Trying to get some variables.
Some pointers may be invalid and cause the dump to abort.
Query (7fa9ac01f6f0): is an invalid pointer
Connection ID (thread ID): 25
Status: KILL_QUERY

The manual page at http://dev.mysql.com/doc/mysql/en/crashing.html contains
information that should help you find out what is causing the crash.

Suggested fix:
not crash!
[16 Apr 2018 22:33] Kenny Gryp
(sometimes I don't crash it, but I get START GROUP_REPLICATION stuck forever so I have to `kill -9 mysqld`)
[17 Apr 2018 9:25] MySQL Verification Team
Hello Kenny,

Thank you for the report and feedback.
Verified as described with 8.0.4-rc build.

Thanks,
Umesh
[17 Apr 2018 9:26] MySQL Verification Team
test results

Attachment: 90457.results (application/octet-stream, text), 22.94 KiB.

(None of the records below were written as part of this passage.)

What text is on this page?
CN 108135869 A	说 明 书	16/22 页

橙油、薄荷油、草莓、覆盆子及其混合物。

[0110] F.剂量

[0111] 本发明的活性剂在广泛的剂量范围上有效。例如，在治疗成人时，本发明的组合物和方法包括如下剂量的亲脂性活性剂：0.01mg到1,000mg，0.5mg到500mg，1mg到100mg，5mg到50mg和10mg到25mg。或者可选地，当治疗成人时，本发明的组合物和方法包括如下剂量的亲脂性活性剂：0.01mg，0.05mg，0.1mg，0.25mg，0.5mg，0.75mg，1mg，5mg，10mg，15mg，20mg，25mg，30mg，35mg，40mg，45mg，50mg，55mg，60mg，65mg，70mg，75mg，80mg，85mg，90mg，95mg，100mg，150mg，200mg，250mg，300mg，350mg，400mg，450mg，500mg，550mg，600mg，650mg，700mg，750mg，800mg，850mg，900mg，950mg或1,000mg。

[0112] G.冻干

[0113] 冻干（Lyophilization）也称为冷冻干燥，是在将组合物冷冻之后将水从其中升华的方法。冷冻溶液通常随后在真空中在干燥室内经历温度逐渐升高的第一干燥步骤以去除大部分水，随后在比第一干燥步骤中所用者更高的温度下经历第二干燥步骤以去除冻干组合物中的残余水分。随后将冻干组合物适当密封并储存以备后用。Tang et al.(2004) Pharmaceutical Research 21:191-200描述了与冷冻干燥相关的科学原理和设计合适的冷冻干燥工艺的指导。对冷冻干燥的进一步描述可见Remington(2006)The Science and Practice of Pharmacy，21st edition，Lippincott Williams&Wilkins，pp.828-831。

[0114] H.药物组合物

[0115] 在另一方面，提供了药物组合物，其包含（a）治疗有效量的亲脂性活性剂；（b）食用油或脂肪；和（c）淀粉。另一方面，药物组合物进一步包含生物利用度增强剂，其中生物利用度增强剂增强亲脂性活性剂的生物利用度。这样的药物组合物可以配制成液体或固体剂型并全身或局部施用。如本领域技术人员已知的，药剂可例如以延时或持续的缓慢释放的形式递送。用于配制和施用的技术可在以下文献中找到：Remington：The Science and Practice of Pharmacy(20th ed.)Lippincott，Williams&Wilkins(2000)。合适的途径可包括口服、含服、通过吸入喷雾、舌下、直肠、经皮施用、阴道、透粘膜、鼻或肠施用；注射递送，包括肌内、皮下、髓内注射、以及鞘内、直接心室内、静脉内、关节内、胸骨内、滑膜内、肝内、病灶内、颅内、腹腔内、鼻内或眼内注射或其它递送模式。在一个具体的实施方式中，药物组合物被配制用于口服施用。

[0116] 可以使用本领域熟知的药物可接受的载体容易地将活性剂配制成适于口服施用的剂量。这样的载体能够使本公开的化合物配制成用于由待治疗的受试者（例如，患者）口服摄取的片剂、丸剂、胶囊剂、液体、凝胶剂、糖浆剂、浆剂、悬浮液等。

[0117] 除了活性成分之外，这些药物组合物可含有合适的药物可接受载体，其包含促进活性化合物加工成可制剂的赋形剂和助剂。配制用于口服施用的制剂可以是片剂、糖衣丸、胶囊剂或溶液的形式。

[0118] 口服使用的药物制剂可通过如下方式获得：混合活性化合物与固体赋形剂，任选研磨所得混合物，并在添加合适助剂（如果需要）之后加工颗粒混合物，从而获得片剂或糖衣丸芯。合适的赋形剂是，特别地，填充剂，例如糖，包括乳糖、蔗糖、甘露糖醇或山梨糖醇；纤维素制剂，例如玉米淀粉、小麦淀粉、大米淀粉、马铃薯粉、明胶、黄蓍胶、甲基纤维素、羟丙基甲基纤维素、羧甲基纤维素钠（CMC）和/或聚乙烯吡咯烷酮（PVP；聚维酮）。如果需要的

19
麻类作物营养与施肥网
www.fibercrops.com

[1 Jun 2018 12:56] Hemant Dangi
Hello Kenny,

There are two parts to the bug:
1. crash with CTRL-C / CTRL-Z and Start GROUP_REPLICATION.
2. You also said 'sometimes I don't crash it, but I get START
GROUP_REPLICATION stuck forever'

I was able to reproduce part 1, but not able to reproduce part 2.
The part 2 where `START GROUP_REPLICATION` is stucked is also important and
need to be resolved.
So can you please provide more details about it:
- how to reproduce it, or
- any trace of where it gets stucked.

Thanks,
Hemant
[3 Jun 2018 6:18] MySQL Verification Team
Changing to "need feedback", waiting on Kenny for (2).
[4 Jul 2018 1:00] Bugs System
No feedback was provided for this bug for over a month, so it is
being suspended automatically. If you are able to provide the
information that was originally requested, please do so and change
the status of the bug back to "Open".
[9 Aug 2018 14:57] David Moss
Posted by developer:
 
Thank you for your feedback, this has been fixed in upcoming versions and the following was added to the 8.0.13 changelog:
Issuing START GROUP_REPLICATION and then forcibly stopping the mysqld process, for example using control-C, could result in an unexpected halt of the server.